Сэйнт с отвращением качает головой, в то время как диакон продолжает свой путь дальше. Я смотрю ему вслед; в голове у меня крутятся шестерёнки. Его рука опускается на моё плечо, направляя меня в сторону комнаты.
— Давай, Брайони. Пойдем.
Мы закончили занятия на сегодня, но мои мысли продолжают возвращаться к недавним событиям. Мой разум неустанно работает над решением этой головоломки. Всё, что делает Эроу, рассчитано. Это я поняла. Загадочные записки, пожар в церкви, нож, чтобы защитить себя. Всё, что он делает, не просто так. Есть конкретная причина, которую мне ещё предстоит выяснить. Может ли у всего этого быть одна причина? С какой целью он уничтожил всё мое нижнее белье, кроме как для того, чтобы гарантировать мой поход в офис епископа? Как клеймо шлюхи может пойти мне на пользу?

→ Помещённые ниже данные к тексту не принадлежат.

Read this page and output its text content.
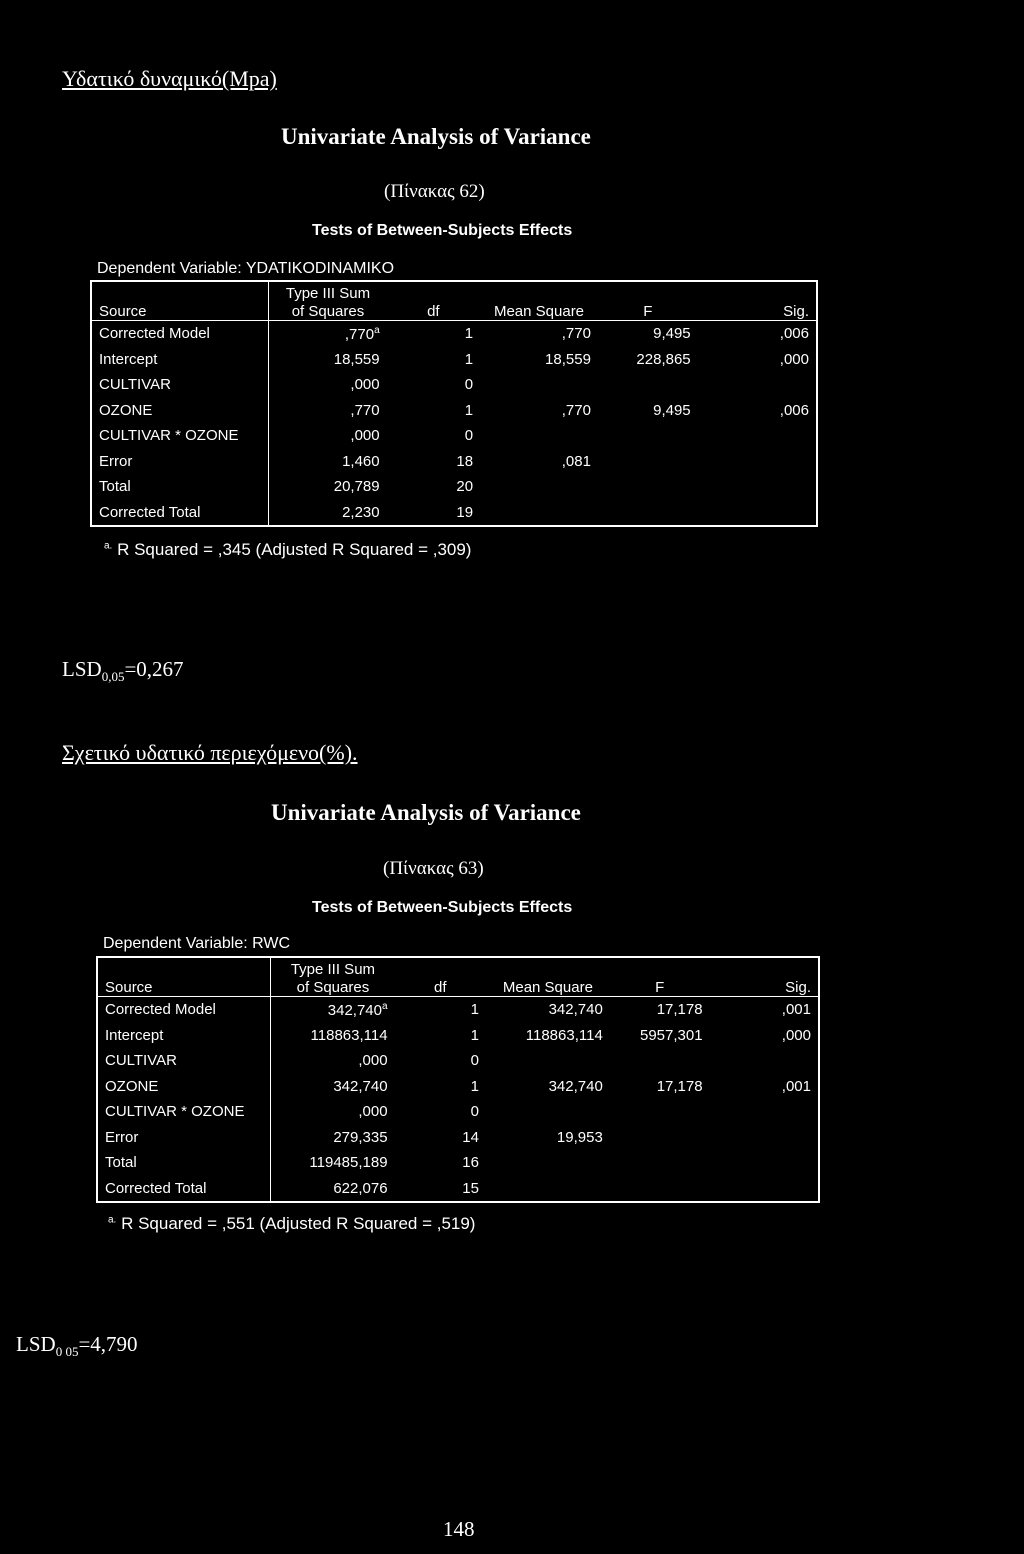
Υδατικό δυναμικό(Mpa)
Univariate Analysis of Variance
(Πίνακας 62)
Tests of Between-Subjects Effects
Dependent Variable: YDATIKODINAMIKO
	Type III Sum				
Source	of Squares	df	Mean Square	F	Sig.
Corrected Model	,770$^a$	1	,770	9,495	,006
Intercept	18,559	1	18,559	228,865	,000
CULTIVAR	,000	0			
OZONE	,770	1	,770	9,495	,006
CULTIVAR * OZONE	,000	0			
Error	1,460	18	,081		
Total	20,789	20			
Corrected Total	2,230	19			
$^{a.}$ R Squared = ,345 (Adjusted R Squared = ,309)
$LSD_{0,05}=0,267$
Σχετικό υδατικό περιεχόμενο(%).
Univariate Analysis of Variance
(Πίνακας 63)
Tests of Between-Subjects Effects
Dependent Variable: RWC
	Type III Sum				
Source	of Squares	df	Mean Square	F	Sig.
Corrected Model	342,740$^a$	1	342,740	17,178	,001
Intercept	118863,114	1	118863,114	5957,301	,000
CULTIVAR	,000	0			
OZONE	342,740	1	342,740	17,178	,001
CULTIVAR * OZONE	,000	0			
Error	279,335	14	19,953		
Total	119485,189	16			
Corrected Total	622,076	15			
$^{a.}$ R Squared = ,551 (Adjusted R Squared = ,519)
$LSD_{0 05}=4,790$
148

Он постоянно испытывает меня; хочет, чтобы я боролась, давит на мои границы, хочет проверить, есть ли у меня то, что ему нужно. Но почему? Ради чего? Есть ли что-то большее в играх больного и извращенного человека?
Я делаю последний глубокий вдох и выпускаю его, прежде чем вытереть ладони о пресловутые брюки, которые были полной пощечиной этому учреждению.
Повернув ручку на двери, я вхожу в главный офис для встречи с епископом. Коридор тёмный и жуткий, ведущий к дверям избранных должностных лиц. Тишина звенит в ушах, когда я делаю несколько шагов вперед. Подойдя к двери епископа Колдуэлла, я поднимаю руку, чтобы постучать, пытаясь стряхнуть нервы, как вдруг слышу чье-то шмыганье носом.
— Такова воля Господа, — слышу я тихий голос епископа Колдуэлла.
Там уже кто-то есть.
— Ты же не хочешь разочаровывать его, Брэди? — продолжает он.
Я поворачиваюсь, чтобы сесть на стул возле двери, ожидая окончания этой встречи, когда слышу плач. Любопытство заставляет меня прислониться к двери, чтобы послушать. Интуиция заставила мои ноги замереть на месте.
— Я не хочу его разочаровывать. Но мне страшно. Я запутался.
— Вот, вот, сынок, — говорит епископ Колдуэлл, слыша, как плачет мальчик, имя которого, как я теперь знаю, Брэди. — Ты знаешь, что говорит Библия, не так ли? Всякая душа да будет покорна высшим властям, ибо нет власти не от Бога; существующие же власти от Бога установлены. Это Божья воля. Прими Святого Духа в свою жизнь.
Плач мальчика только усиливается.
Что-то не так.
Я берусь за ручку двери, поворачиваю её и толкаю дверь плечом.
Спотыкаясь, я вхожу в комнату и ахаю, в то время как мои ноги замирают на месте. При виде епископа Колдуэлла, стоящего над мальчиком, дыхание становится похожим на идею, которую мне ещё предстоит узнать. Его черная ряса задрана до пояса, пряжка ремня на брюках под ней болтается открытой.
Но именно ужас, написанный на его виноватом лице, раздражение в его тёмном, недовольном взгляде, кричат о всей непристойности происходящего.